Juan Angel Napout, in his first English-language interview since the FIFA scandal broke May 27, said Conmebol, the South American soccer body, faces a financial crisis after the U.S. Department of Justice charged 14 officials with more than two decades of criminal activity, including racketeering, money laundering and tax evasion.
“It’s a big problem,” said Napout, who arrived in Santiago hours before Saturday night’s Copa America final between hosts Chile and favorite Argentina. “We still haven’t reached the solution to all our financial problems, but in these last three weeks we’ve been paying health programs that had never been paid in 30 years, we paid taxes that were never paid.”
Conmebol is among the worst-affected bodies following the raid on FIFA executives by Swiss authorities acting on behalf of the U.S. Several officials, including Napout, who was elected president in March, stayed away from the three-week regional competition. Venezuelan soccer head Rafael Esquivel remains under arrest in Switzerland, where he’s fighting extradition. And former Conmebol head Nicolas Leoz is under house arrest in Paraguay following the U.S. charges.

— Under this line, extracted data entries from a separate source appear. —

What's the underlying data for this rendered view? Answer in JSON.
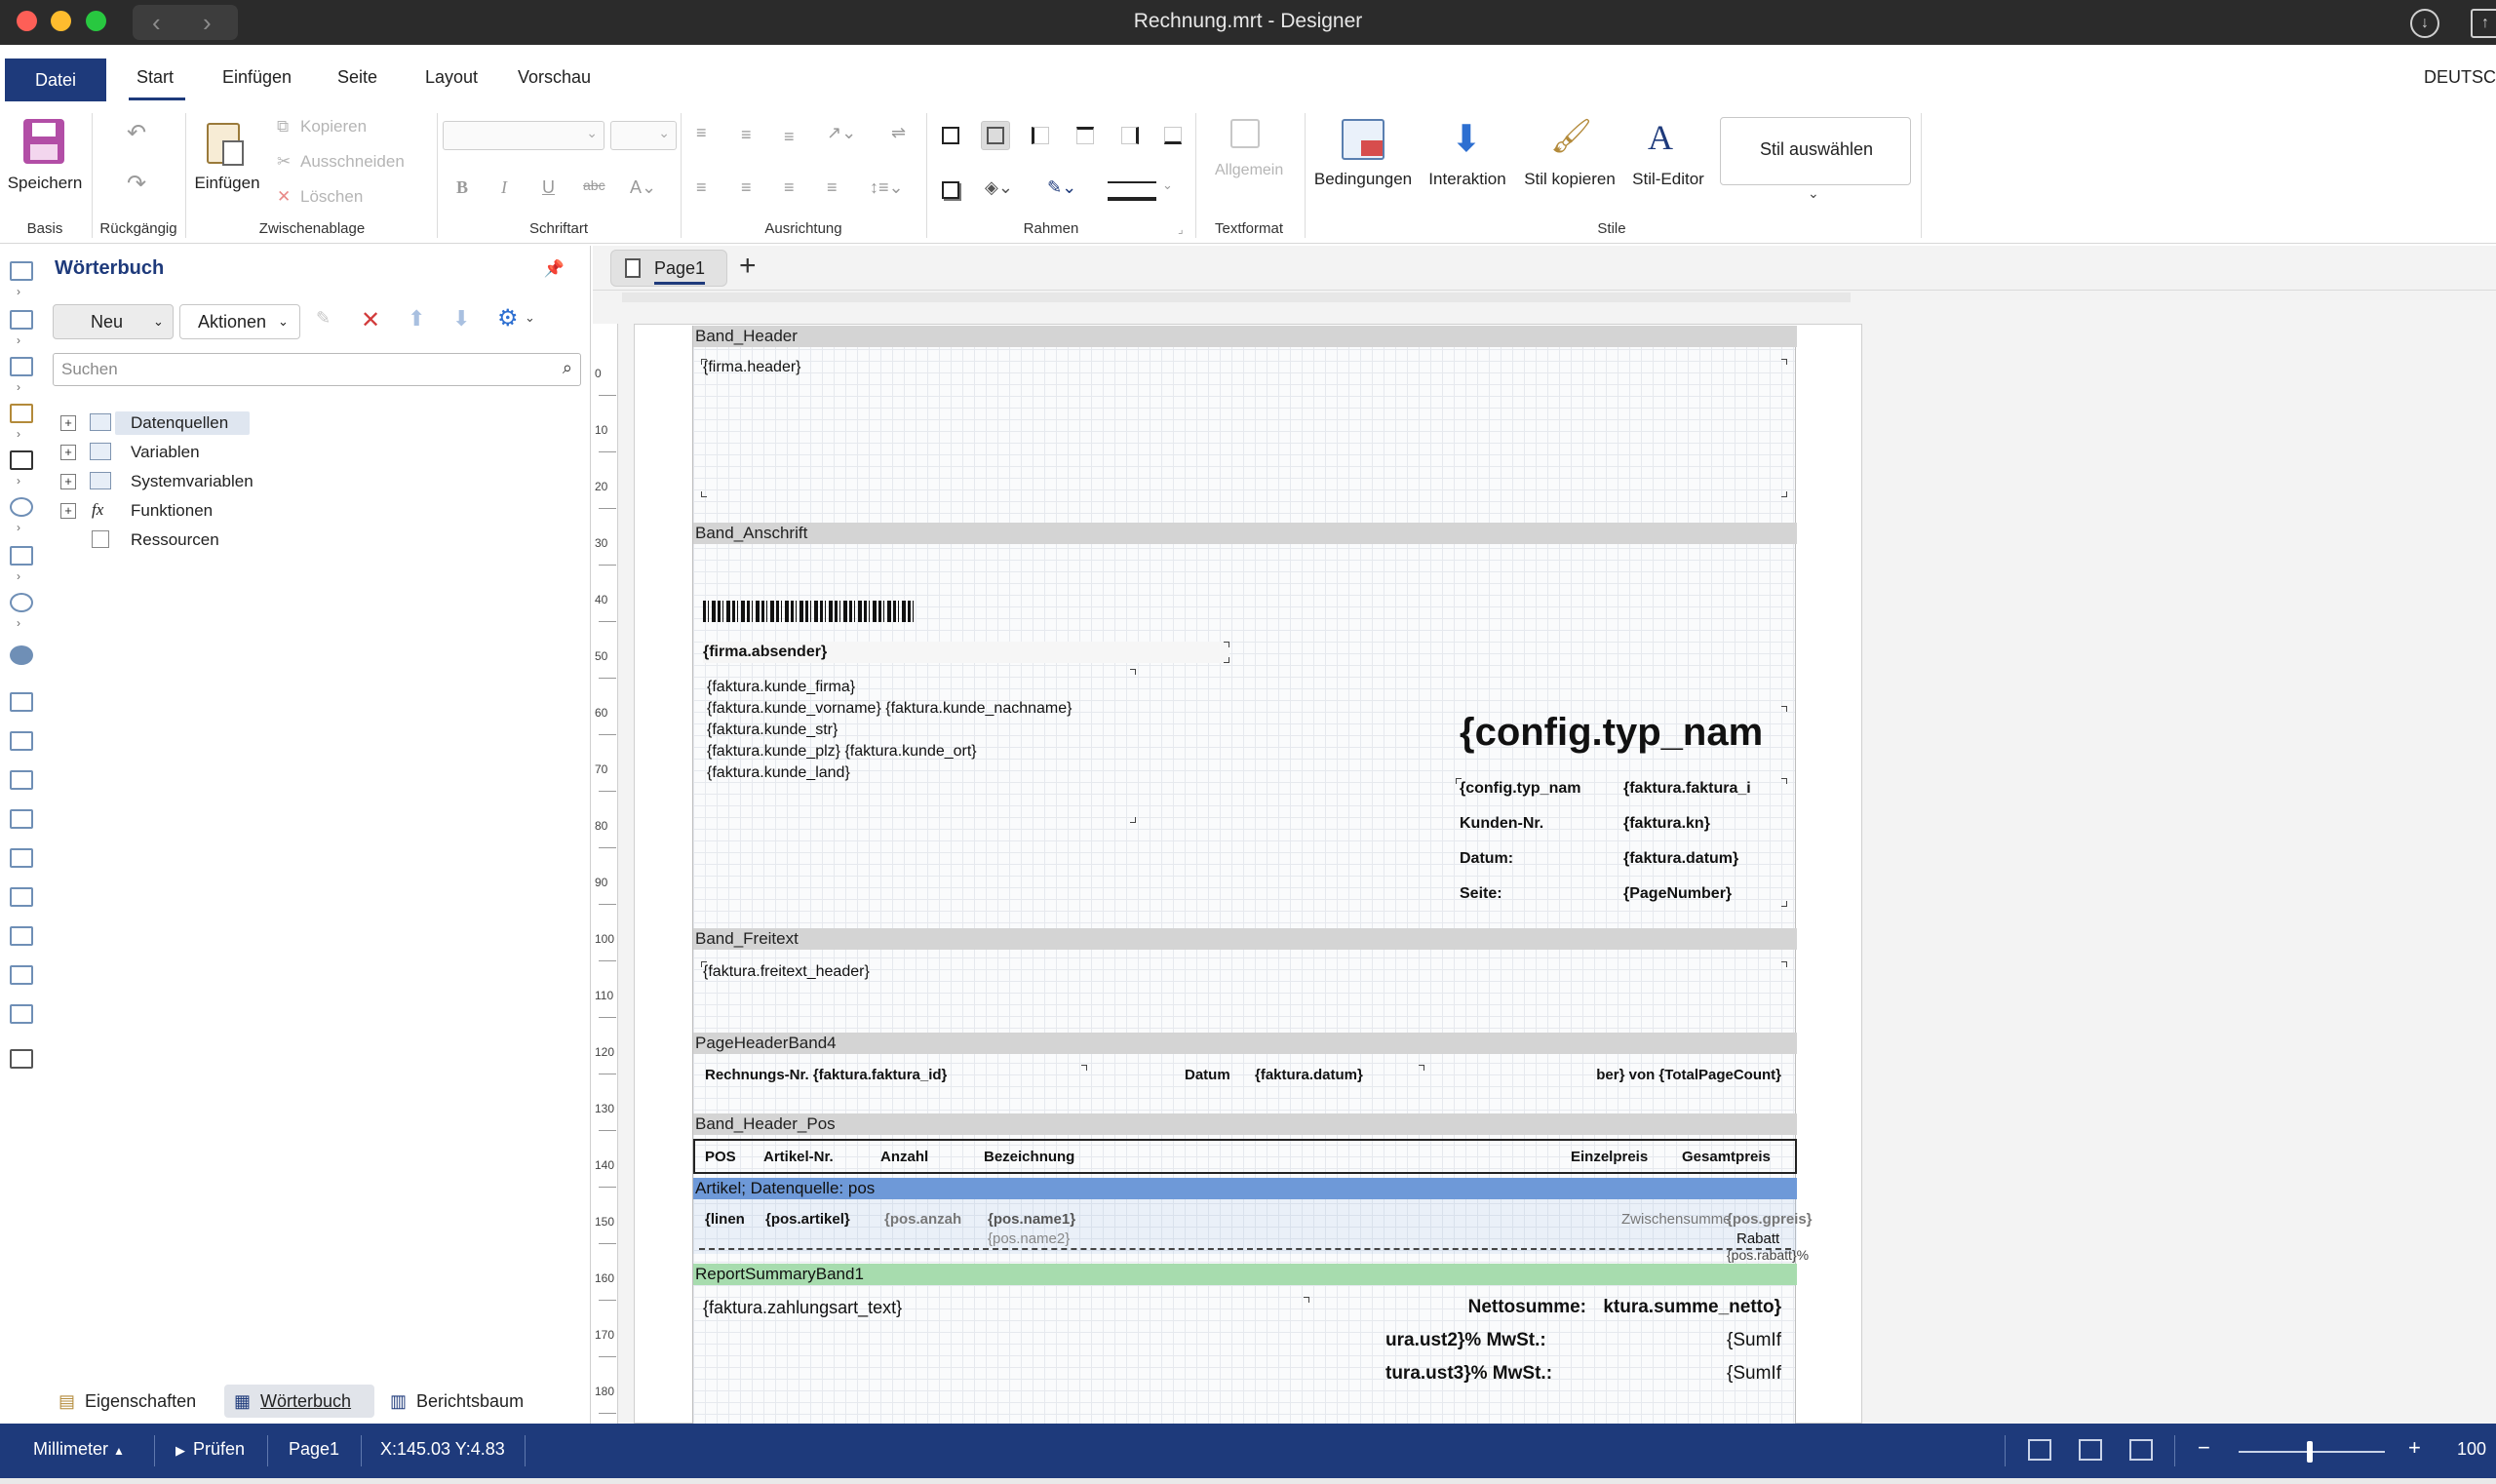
{
  "window": {
    "title": "Rechnung.mrt - Designer"
  },
  "ribbon_tabs": [
    "Datei",
    "Start",
    "Einfügen",
    "Seite",
    "Layout",
    "Vorschau"
  ],
  "language": "DEUTSC",
  "ribbon": {
    "basis": {
      "save": "Speichern",
      "group": "Basis"
    },
    "undo": {
      "group": "Rückgängig"
    },
    "clipboard": {
      "paste": "Einfügen",
      "copy": "Kopieren",
      "cut": "Ausschneiden",
      "delete": "Löschen",
      "group": "Zwischenablage"
    },
    "font": {
      "group": "Schriftart"
    },
    "align": {
      "group": "Ausrichtung"
    },
    "borders": {
      "group": "Rahmen"
    },
    "textformat": {
      "general": "Allgemein",
      "group": "Textformat"
    },
    "styles": {
      "conditions": "Bedingungen",
      "interaction": "Interaktion",
      "copy_style": "Stil kopieren",
      "style_editor": "Stil-Editor",
      "choose_style": "Stil auswählen",
      "group": "Stile"
    }
  },
  "dictionary": {
    "title": "Wörterbuch",
    "new_button": "Neu",
    "actions_button": "Aktionen",
    "search_placeholder": "Suchen",
    "tree": [
      "Datenquellen",
      "Variablen",
      "Systemvariablen",
      "Funktionen",
      "Ressourcen"
    ],
    "function_icon": "fx"
  },
  "panel_tabs": [
    "Eigenschaften",
    "Wörterbuch",
    "Berichtsbaum"
  ],
  "page_tab": "Page1",
  "ruler_labels": [
    "0",
    "10",
    "20",
    "30",
    "40",
    "50",
    "60",
    "70",
    "80",
    "90",
    "100",
    "110",
    "120",
    "130",
    "140",
    "150",
    "160",
    "170",
    "180"
  ],
  "report": {
    "band_header": {
      "name": "Band_Header",
      "firma_header": "{firma.header}"
    },
    "band_anschrift": {
      "name": "Band_Anschrift",
      "absender": "{firma.absender}",
      "address_lines": [
        "{faktura.kunde_firma}",
        "{faktura.kunde_vorname} {faktura.kunde_nachname}",
        "{faktura.kunde_str}",
        "{faktura.kunde_plz} {faktura.kunde_ort}",
        "{faktura.kunde_land}"
      ],
      "config_title": "{config.typ_nam",
      "config_typ": "{config.typ_nam",
      "faktura_id": "{faktura.faktura_i",
      "kunden_nr_label": "Kunden-Nr.",
      "kunden_nr": "{faktura.kn}",
      "datum_label": "Datum:",
      "datum": "{faktura.datum}",
      "seite_label": "Seite:",
      "page_number": "{PageNumber}"
    },
    "band_freitext": {
      "name": "Band_Freitext",
      "text": "{faktura.freitext_header}"
    },
    "page_header": {
      "name": "PageHeaderBand4",
      "rechnungs_nr": "Rechnungs-Nr. {faktura.faktura_id}",
      "datum_label": "Datum",
      "datum": "{faktura.datum}",
      "total": "ber} von {TotalPageCount}"
    },
    "band_header_pos": {
      "name": "Band_Header_Pos",
      "cols": [
        "POS",
        "Artikel-Nr.",
        "Anzahl",
        "Bezeichnung",
        "Einzelpreis",
        "Gesamtpreis"
      ]
    },
    "artikel": {
      "name": "Artikel; Datenquelle: pos",
      "linenr": "{linen",
      "artikel": "{pos.artikel}",
      "anzahl": "{pos.anzah",
      "name1": "{pos.name1}",
      "name2": "{pos.name2}",
      "zwischensumme": "Zwischensumme",
      "gpreis": "{pos.gpreis}",
      "rabatt": "Rabatt",
      "rabatt_val": "{pos.rabatt}%"
    },
    "summary": {
      "name": "ReportSummaryBand1",
      "zahlungsart": "{faktura.zahlungsart_text}",
      "netto_label": "Nettosumme:",
      "netto": "ktura.summe_netto}",
      "ust2": "ura.ust2}% MwSt.:",
      "ust3": "tura.ust3}% MwSt.:",
      "sum1": "{SumIf",
      "sum2": "{SumIf"
    }
  },
  "status": {
    "unit": "Millimeter",
    "check": "Prüfen",
    "page": "Page1",
    "coords": "X:145.03 Y:4.83",
    "zoom": "100"
  }
}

The Copa America, soccer’s oldest regional competition, is at the center of the U.S. probe. Authorities there allege current and former South American soccer officials took more than $100 million in bribes from a marketing company in exchange for television and sponsorship rights. The future of a special centenary tournament, slated to be held in the U.S. in 2016, remains in doubt.
“That’s on the lawyer side,” Napout said of the 2016 event. “I don’t want to be quoted on that. Everything is being studied by lawyers.”
Napout, who said he’ll present the Copa America winner’s trophy on Saturday, said Conmebol had hired two auditing firms to “try and clean everything.”
The audit comes after decades of impunity for the soccer group, which operated under a type of diplomatic immunity granted to its headquarters by Paraguay’s government. That immunity was canceled following the FIFA crisis. “We don’t want that, we want Conmebol to be open,” Napout said.
Conmebol, which only has $10 million in cash reserves, has had to pay $2.8 million in unpaid employee health costs and a further $1 million in taxes over the past few weeks, he said.
The soccer body hasn’t yet approached FIFA for financial assistance although it has asked its lenders for support, Napout said.
South American soccer officials aren’t the only ones to have stayed away from the tournament. FIFA President Sepp Blatter, who was at the final in 2011, has also been absent.
The lack of dignitaries meant Gianni Infantino, general secretary of UEFA, European soccer’s governing body, had to assist in handing out medals after Friday’s third-place playoff between Peru and Paraguay.
The current tournament also faces a cash shortfall of more than $30 million, which has put at risk the payment of millions of dollars in promised prize money. Napout has vowed to find a solution. “We’re going to comply with everything,” said Napout.